"Address already in use" should optionally be fatal
I would like an option so that if the server encounters "address already in use", it is fatal, and the server exits.
Currently, it appears that on the default setting of "listen on all interfaces", an address already in use is silently ignored. If interfaces are explicitly listed in the options section then it is noted when one of them is in use:
Jul 24 13:14:13 a0 named[10713]: listening on IPv4 interface eth0:0, 85.119.82.237#53
Jul 24 13:14:13 a0 named[10713]: binding TCP socket: address in use
…but this is not fatal.
I have just spent 2 days debugging a problem for a customer where their bind9 server would not allow an AXFR, saying it was NOTAUTH, despite the fact that every DNS diagnostic tool at my disposal said that it was in fact authoritative and the logs from named showed that it was loading the zone fine.
I eventually discovered that there was a lingering named process from 24 hours earlier which the customer had somehow started from outside of systemd. The new copy of named was started by systemd and as it silently ignored the inability to bind to TCP/53, systemd believed that everything was okay and there was absolutely no logging of the bind failure, even at debug level.
All TCP/53 traffic was answered and responded to by the old rogue copy of named which at its time of starting was not configured to serve the zone, hence NOTAUTH.
Of course, messages regarding the AXFR failure were logged by the rogue copy of named, but it was hard to notice that they were from a different process as the only clue was the differing process ID, which did not stand out. So yes, I could see that the AXFR was failing because NOTAUTH, but I could not comprehend why named considered itself NOTAUTH given that all the configuration seemed correct.

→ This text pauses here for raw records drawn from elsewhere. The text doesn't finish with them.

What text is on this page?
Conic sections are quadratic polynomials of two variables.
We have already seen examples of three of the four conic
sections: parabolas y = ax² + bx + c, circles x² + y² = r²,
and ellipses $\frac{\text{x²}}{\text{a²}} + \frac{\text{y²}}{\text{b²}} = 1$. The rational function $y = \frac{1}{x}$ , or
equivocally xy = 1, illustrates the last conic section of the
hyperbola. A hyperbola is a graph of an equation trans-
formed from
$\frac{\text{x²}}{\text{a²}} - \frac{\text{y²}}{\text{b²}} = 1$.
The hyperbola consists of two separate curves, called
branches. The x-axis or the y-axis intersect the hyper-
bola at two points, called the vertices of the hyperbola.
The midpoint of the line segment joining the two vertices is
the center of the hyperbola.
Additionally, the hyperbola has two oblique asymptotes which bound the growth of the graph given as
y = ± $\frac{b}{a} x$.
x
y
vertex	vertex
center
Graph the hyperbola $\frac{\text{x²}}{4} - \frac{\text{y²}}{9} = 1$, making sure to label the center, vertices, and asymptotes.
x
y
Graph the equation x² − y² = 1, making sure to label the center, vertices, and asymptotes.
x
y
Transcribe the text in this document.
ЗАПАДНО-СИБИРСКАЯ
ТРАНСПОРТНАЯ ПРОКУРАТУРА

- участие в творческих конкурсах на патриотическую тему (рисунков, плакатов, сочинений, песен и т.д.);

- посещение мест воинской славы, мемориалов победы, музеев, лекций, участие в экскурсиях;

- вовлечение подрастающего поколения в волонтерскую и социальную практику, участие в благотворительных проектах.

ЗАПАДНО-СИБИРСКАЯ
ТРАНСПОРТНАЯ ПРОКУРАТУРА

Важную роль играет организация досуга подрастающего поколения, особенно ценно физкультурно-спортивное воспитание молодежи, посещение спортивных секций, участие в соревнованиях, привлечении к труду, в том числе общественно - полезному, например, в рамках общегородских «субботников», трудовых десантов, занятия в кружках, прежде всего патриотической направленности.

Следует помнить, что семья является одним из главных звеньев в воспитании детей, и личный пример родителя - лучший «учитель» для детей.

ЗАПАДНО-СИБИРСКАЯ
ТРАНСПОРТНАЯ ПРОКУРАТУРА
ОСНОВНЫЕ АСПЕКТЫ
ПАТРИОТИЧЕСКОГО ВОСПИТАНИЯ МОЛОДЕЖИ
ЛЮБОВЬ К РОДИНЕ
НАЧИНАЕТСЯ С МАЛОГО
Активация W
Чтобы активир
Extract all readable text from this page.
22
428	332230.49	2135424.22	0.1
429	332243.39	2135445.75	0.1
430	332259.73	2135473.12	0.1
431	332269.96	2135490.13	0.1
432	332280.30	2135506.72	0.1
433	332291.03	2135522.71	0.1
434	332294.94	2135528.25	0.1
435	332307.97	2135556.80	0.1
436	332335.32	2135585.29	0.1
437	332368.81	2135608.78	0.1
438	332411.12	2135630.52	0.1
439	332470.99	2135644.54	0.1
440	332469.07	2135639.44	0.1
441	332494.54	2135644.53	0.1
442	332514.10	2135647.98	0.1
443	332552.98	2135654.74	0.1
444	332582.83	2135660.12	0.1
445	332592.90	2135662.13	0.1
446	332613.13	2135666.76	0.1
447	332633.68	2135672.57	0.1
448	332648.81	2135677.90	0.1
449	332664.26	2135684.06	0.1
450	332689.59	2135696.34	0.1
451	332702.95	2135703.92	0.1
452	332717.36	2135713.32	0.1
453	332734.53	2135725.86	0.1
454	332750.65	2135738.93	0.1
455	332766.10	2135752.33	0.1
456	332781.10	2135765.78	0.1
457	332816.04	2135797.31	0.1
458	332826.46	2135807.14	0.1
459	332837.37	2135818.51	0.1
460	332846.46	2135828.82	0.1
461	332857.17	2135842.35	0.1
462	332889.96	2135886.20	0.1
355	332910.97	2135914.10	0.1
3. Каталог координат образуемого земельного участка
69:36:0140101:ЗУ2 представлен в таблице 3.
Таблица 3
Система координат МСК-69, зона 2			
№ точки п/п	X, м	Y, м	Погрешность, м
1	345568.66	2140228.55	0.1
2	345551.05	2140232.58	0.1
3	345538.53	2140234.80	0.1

It is a stroke of luck that the customer did not give up and reboot, because that would of course have "fixed" the situation by clearing out the rogue copy of named.
I feel that this situation was unnecessarily difficult to debug owing to the lack of logging. Ideally it could be possible to complain even in the "listen on all" default case, but if that is not possible then I accept that I learned a new thing which is that my own practice of explicitly listing interfaces to listen on is generally a good idea that I should extend to every customer's config as well.
But even then, that only gets me as far as a warning in the logs, not a refusal to start. Though at least a warning would certainly give enough to work on to find the problem in future.
This behavour was seen with 9.11 on Debian buster.